A primeira codificação da dura realidade do homem primitivo
através de sons ou símbolos deve ter oferecido um poder
de comunicação tão alienígena e sem precedentes
ao seu usuário, talvez o equivalente ao que a telepatia pareceria
para nós hoje. O primeiro a captar alguma verdade inata do mundo
humano dentro das linhas de um desenho ou da dança que impulsionaria
sua platéia através de um plano diferente de compreensão
e percepção, mais extremo do que os efeitos de qualquer
droga. Os desenhos nas paredes das caverna de Lascaux, à
parte de qualquer significado ritual que pudessem ter, são em sim
mesmos um ato de magia: para aqueles que não tinham o conceito
prévio de uma imagem manufaturada, deve ter parecido que animais
saltitantes foram conjurados em carne e osso e manifestaram-se dentro
da própria caverna. As raízes da Arte e de toda abstração
estão na magia, na luz do fogo e no mundo oculto.
Se isto parece uma interpretação extrema de nossa primeira
resposta para Arte, considere um exemplo mais recente: quando Winsor
McCay, um artista creditado com a invenção do desenho
animado, exibiu pela primeira vez seu protótipo Gertie, O Dinossauro,
em 1914, a reação das platéias foi instrutiva. Sem
o aparato perceptivo necessário para aceitar a noção
de um animal de desenho animado, grande parte da platéia, ao contrário
do que se poderia pensar, acreditou que tinham testemunhado a aparição
de um dinossauro real, de carne e osso, sobre a tela à sua frente.
Ainda que o animal se movimentasse através de uma paisagem que
incluía um lago e montanhas, onde os espectadores devem ter claramente
percebido que existiam apenas na tela real do teatro, eles evidentemente
ficaram tão desorientados pela completa proximidade desta desconhecida
forma de arte que, de algum modo, eles rearranjaram suas próprias
percepções tal qual um papel sobre suas discrepâncias.
Se esta foi a reação a um século atrás, então
quão mais severa foi a resposta de nossos antecessores mais distante
às novas e sem precedentes tecnologias de arte e linguagem? Em
um certo ponto de seu desenvolvimento, o artista e o xamã são
indivisíveis, ambos tirando algo do mundo invisível dos
conceitos e idéias e dando-lhe forma. Toda arte e todo impulso
criativo humano então devem ter dado seus primeiros passos dentro
da esfera da magia, sendo inicialmente percebidos como tal. As Artes e
a Magia, conhecida tradicionalmente como A Arte, têm em comum
suas tentativas em manipular uma espécie de meta-espaço;
um reino imaterial de pensamentos e inspirações.
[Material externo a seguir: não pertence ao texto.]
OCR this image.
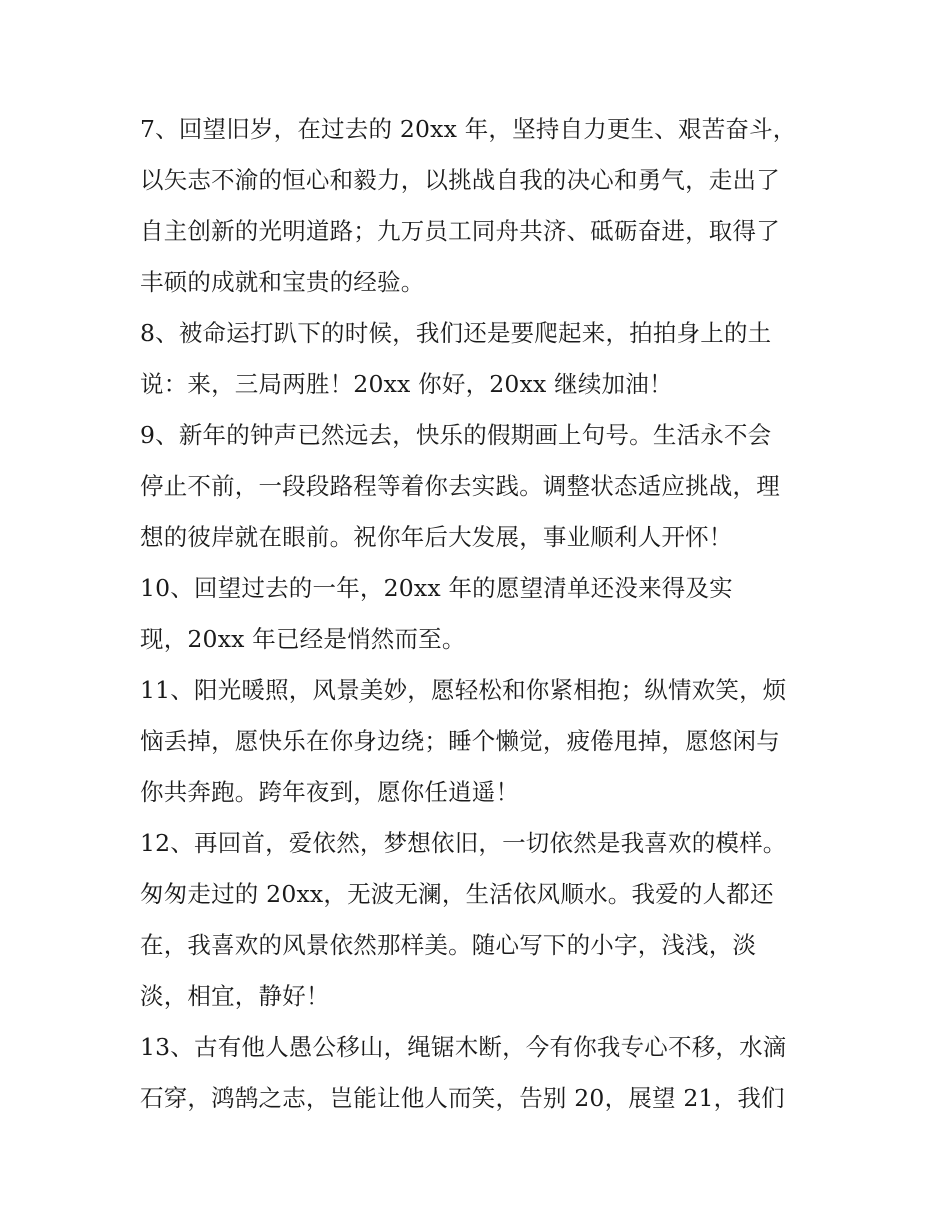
7、回望旧岁，在过去的 20xx 年，坚持自力更生、艰苦奋斗，
以矢志不渝的恒心和毅力，以挑战自我的决心和勇气，走出了
自主创新的光明道路；九万员工同舟共济、砥砺奋进，取得了
丰硕的成就和宝贵的经验。
8、被命运打趴下的时候，我们还是要爬起来，拍拍身上的土
说：来，三局两胜！20xx 你好，20xx 继续加油！
9、新年的钟声已然远去，快乐的假期画上句号。生活永不会
停止不前，一段段路程等着你去实践。调整状态适应挑战，理
想的彼岸就在眼前。祝你年后大发展，事业顺利人开怀！
10、回望过去的一年，20xx 年的愿望清单还没来得及实
现，20xx 年已经是悄然而至。
11、阳光暖照，风景美妙，愿轻松和你紧相抱；纵情欢笑，烦
恼丢掉，愿快乐在你身边绕；睡个懒觉，疲倦甩掉，愿悠闲与
你共奔跑。跨年夜到，愿你任逍遥！
12、再回首，爱依然，梦想依旧，一切依然是我喜欢的模样。
匆匆走过的 20xx，无波无澜，生活依风顺水。我爱的人都还
在，我喜欢的风景依然那样美。随心写下的小字，浅浅，淡
淡，相宜，静好！
13、古有他人愚公移山，绳锯木断，今有你我专心不移，水滴
石穿，鸿鹄之志，岂能让他人而笑，告别 20，展望 21，我们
Se as primeiras
raizes da arte podem então ser descritas como mágicas, é
necessário realizar um esforço para primeiro localizar e
compreender essas raízes, para que sejam genuinamente reconhecidas
como radicais dentro das artes.
Com isto em mente, e em colaboração com os músicos
Dave J e Tim Perkins, tentei construir um processo e um
contexto para arte de performance e poesia que cria e utiliza-se da visão
de mundo shamânica para direcionar a platéia através
de uma paisagem mental estruturada à um nível predeterminado
de consciência. Cada performance que emerge deste processo é
considerada um evento único para que seja desempenhado em uma única
ocasião e em um local específico, o qual sentimos ser apropriado
à intenção do trabalho, em uma data específica,
a qual é considerada igualmente significativa.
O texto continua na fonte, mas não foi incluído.